Die Reaktionen des Gesetzgebers mit der Ausweitung des Reverse-Charge-Verfahrens auf immer mehr Transaktionsarten zeigen bereits in die richtige Richtung. Durch Umkehr der Steuerschuldnerschaft mit der Vorschrift des § 13b UStG können Betrugskarusselle eingedämmt werden.

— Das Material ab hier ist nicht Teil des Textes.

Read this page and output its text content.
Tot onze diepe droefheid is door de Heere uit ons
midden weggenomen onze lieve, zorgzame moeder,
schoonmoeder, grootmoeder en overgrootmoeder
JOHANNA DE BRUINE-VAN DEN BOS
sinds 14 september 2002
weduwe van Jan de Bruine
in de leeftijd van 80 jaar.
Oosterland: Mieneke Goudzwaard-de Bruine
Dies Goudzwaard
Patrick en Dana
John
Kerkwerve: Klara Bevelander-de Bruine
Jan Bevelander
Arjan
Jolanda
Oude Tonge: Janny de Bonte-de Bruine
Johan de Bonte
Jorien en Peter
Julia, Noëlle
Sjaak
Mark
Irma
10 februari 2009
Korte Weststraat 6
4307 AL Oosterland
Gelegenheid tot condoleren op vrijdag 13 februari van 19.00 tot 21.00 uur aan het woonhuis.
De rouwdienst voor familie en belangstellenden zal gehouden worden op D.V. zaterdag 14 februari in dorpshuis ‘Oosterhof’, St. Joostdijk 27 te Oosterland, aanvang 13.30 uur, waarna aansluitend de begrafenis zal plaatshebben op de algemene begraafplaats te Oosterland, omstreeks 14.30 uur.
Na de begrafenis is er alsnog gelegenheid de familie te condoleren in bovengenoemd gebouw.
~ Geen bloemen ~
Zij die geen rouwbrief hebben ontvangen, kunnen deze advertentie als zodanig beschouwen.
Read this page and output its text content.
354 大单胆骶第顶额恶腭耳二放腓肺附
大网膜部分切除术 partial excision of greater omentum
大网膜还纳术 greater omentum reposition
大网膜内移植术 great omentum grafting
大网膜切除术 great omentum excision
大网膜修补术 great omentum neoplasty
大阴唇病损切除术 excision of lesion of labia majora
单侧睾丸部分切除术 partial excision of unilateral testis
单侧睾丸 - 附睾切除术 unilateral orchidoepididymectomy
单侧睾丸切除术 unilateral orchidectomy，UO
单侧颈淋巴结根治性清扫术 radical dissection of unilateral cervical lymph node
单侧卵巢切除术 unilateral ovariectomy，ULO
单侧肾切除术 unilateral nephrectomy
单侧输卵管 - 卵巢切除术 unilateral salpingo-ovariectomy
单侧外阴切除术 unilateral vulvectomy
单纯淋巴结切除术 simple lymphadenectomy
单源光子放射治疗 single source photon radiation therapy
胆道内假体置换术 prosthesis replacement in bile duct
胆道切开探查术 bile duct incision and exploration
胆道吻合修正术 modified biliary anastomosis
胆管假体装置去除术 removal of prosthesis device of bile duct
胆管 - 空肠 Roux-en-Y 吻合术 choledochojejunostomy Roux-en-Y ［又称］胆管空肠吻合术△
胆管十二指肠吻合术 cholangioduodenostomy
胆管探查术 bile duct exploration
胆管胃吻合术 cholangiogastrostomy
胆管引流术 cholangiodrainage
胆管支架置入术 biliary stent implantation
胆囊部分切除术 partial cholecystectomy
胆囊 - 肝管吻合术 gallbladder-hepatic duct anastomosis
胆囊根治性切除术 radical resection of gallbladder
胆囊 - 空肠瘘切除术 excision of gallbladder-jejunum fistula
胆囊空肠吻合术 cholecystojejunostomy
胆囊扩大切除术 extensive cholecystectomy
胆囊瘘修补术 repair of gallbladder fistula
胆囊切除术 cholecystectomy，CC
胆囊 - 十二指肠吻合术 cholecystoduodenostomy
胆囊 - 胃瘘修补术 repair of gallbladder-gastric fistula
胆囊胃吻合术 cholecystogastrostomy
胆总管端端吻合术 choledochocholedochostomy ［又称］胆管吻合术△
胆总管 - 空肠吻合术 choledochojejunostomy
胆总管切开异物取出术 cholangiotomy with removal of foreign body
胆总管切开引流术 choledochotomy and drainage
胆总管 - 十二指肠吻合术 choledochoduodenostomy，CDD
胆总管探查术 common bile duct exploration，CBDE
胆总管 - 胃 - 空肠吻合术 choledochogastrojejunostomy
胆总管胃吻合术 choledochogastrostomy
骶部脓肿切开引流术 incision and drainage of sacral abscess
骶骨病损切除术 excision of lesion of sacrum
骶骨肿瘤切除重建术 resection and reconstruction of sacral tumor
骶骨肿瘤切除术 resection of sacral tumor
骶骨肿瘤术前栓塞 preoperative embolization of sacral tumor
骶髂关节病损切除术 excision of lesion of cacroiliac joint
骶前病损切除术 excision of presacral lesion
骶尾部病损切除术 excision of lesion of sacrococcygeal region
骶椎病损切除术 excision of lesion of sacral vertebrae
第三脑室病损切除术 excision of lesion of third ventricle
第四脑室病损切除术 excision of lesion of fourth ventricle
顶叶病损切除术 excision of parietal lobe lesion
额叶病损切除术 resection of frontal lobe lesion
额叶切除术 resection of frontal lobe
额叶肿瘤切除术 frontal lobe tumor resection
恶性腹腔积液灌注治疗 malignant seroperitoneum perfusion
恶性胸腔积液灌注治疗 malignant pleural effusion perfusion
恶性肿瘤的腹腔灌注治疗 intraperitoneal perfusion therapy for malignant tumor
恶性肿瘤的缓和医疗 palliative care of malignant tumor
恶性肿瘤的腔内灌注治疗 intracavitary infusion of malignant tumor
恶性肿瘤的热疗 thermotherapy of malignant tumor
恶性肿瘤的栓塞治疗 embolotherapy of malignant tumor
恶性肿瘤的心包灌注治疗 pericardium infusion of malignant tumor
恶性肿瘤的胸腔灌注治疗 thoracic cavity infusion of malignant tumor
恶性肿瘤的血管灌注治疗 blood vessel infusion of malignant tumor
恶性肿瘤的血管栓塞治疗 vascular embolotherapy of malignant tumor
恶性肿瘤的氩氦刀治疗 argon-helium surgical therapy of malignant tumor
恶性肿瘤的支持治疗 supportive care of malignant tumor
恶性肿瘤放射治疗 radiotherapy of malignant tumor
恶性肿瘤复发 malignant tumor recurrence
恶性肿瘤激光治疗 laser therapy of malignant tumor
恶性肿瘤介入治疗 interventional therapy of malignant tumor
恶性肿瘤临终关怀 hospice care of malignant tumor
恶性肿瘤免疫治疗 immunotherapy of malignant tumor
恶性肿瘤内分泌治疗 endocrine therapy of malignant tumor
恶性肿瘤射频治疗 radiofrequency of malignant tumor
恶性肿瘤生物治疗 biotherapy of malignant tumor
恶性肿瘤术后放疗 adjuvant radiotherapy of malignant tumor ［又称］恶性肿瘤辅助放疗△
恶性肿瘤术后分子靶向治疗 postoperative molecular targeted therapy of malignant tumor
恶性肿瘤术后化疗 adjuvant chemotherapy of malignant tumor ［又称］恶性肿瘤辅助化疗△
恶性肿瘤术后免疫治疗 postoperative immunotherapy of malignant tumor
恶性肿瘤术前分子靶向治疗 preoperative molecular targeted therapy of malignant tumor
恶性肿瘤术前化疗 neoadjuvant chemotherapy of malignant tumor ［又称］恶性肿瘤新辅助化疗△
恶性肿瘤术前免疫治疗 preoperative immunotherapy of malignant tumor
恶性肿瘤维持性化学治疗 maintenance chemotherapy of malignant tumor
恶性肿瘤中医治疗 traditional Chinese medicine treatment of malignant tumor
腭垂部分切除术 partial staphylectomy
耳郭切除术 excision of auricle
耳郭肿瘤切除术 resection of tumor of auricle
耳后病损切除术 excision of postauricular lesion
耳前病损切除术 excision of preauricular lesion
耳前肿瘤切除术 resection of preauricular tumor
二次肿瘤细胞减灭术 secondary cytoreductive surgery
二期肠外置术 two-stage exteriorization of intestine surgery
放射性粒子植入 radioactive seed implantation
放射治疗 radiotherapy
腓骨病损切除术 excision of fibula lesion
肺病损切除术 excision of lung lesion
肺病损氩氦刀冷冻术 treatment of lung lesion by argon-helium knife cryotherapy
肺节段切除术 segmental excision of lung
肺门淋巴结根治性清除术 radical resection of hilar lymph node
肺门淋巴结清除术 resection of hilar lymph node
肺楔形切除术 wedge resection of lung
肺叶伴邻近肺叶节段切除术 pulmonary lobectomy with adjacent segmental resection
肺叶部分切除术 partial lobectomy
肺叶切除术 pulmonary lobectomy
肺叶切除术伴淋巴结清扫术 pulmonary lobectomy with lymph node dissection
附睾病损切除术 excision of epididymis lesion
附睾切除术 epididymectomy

Mittelfristig sollte auch über einen Systemwechsel nachgedacht werden. Das Umsatzsteuerrecht darf nicht dauerhaft zur Steuerfalle für eine Vielzahl von Unternehmern werden. Einer Reform steht aber hier sicherlich nicht nur die Schwerfälligkeit der EU-Institutionen im Weg. Bis dahin bleibt es eine vordringliche Aufgabe im Finanzmanagement, alle erforderlichen Präventivmaßnahmen im Rahmen der Tax Compliance umzusetzen und den geänderten Erkenntnissen ständig anzupassen. Es bleibt abzuwarten, wie die Finanzverwaltung den geplanten Anwendungserlass zu § 153 AO auf den Weg bringt und damit auch der grundsätzlich in Deutschland gepflegten meist guten Zusammenarbeit zwischen Betriebsprüfung, steuerlichen Beratern und Steuerpflichtigen mit einer praxisorientierten Lösung Rechnung trägt. In jedem Fall sollte eine gut dokumentierte Tax Compliance in der Lage sein, den Vorwurf der Leichtfertigkeit oder gar des Vorsatzes in Bezug auf den Tatbestand der Steuerhinterziehung, zu entkräften.